É necessário que todas as
informações sejam registradas no prontuário, que é uma das primeiras fontes de
consulta e informação sobre um procedimento médico contestado.
• Dever de atualização: o regular exercício profissional do médico
não requer apenas uma habilitação legal. Implica também no aprimoramento
contínuo, adquirido por meio dos conhecimentos mais recentes da nossa
profissão. A capacitação profissional é sempre verificada toda vez que se
discute uma responsabilidade médica. Além disso, o artigo 5º, do Código de
Ética Médica, diz que: “o médico deve aprimorar continuamente seus
conhecimentos e usar o melhor do progresso científico em benefício do
paciente”.
•
Dever de vigilância: o ato médico
deve ser isento de qualquer tipo de omissão que possa ser caracterizado por
inércia, passividade ou descaso. Essa omissão tanto pode ser por abandono do
paciente, como por restrição do tratamento ou retardo no encaminhamento
necessário.
Enquadra-se
nessa situação, a troca de medicamento por letra indecifrável, o esquecimento
de corpo estranho em operações, medicar por telefone, transfusões
incompatíveis, dentre outras.
• Dever de abstenção de
abuso: quando da avaliação do dano produzido por um ato
médico, deve ficar claro, entre outros, se o profissional agiu com cautela
devida e, portanto, descaracterizado de precipitação, inoportunismo ou
insensatez.
Exceder-se
na terapêutica ou nos meios propedêuticos mais arriscados é uma forma de desvio
de poder e, se o dano deveu-se a isso, não há como negar a responsabilidade.

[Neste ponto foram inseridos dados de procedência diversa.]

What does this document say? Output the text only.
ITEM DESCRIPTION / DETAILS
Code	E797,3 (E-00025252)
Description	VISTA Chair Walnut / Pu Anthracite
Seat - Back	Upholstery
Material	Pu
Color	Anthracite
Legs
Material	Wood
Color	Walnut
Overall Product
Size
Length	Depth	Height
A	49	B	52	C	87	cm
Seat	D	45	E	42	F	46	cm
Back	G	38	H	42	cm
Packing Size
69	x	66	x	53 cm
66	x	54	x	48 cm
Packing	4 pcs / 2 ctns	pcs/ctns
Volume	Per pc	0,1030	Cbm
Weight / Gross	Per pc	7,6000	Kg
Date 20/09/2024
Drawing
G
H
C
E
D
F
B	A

Ainda que esses meios não sejam invasivos ou de grande porte, basta ficar
patente a sua desnecessidade.
Sendo
assim, usar abusivamente de meios diagnósticos invasivos ou não, indicar
operações desnecessárias, realizar experiências no ser humano, fora de
protocolos de estudo e sem o devido consentimento, são algumas formas de abuso
que por vezes terminam em dano ao paciente e, portanto, são passíveis de
condenação do médico.
Além
de conhecer com precisão os deveres de conduta, uma maneira de se prevenir os
erros no exercício da medicina, é conhecer os fatores de risco. Na prática são
muitos os fatores de risco que levam ao mau resultado e são classificados
didaticamente em assistenciais e não assistenciais9,10.
Entre
os fatores de risco não assistenciais, destacam-se:
1) O Sistema de Saúde
O
Sistema de Saúde Pública é distorcido e desorganizado. Temos uma rede básica de
saúde que funciona mal, é desestruturada na maioria dos municípios brasileiros,
onde existem profissionais mal remunerados, com limitação de sua atuação.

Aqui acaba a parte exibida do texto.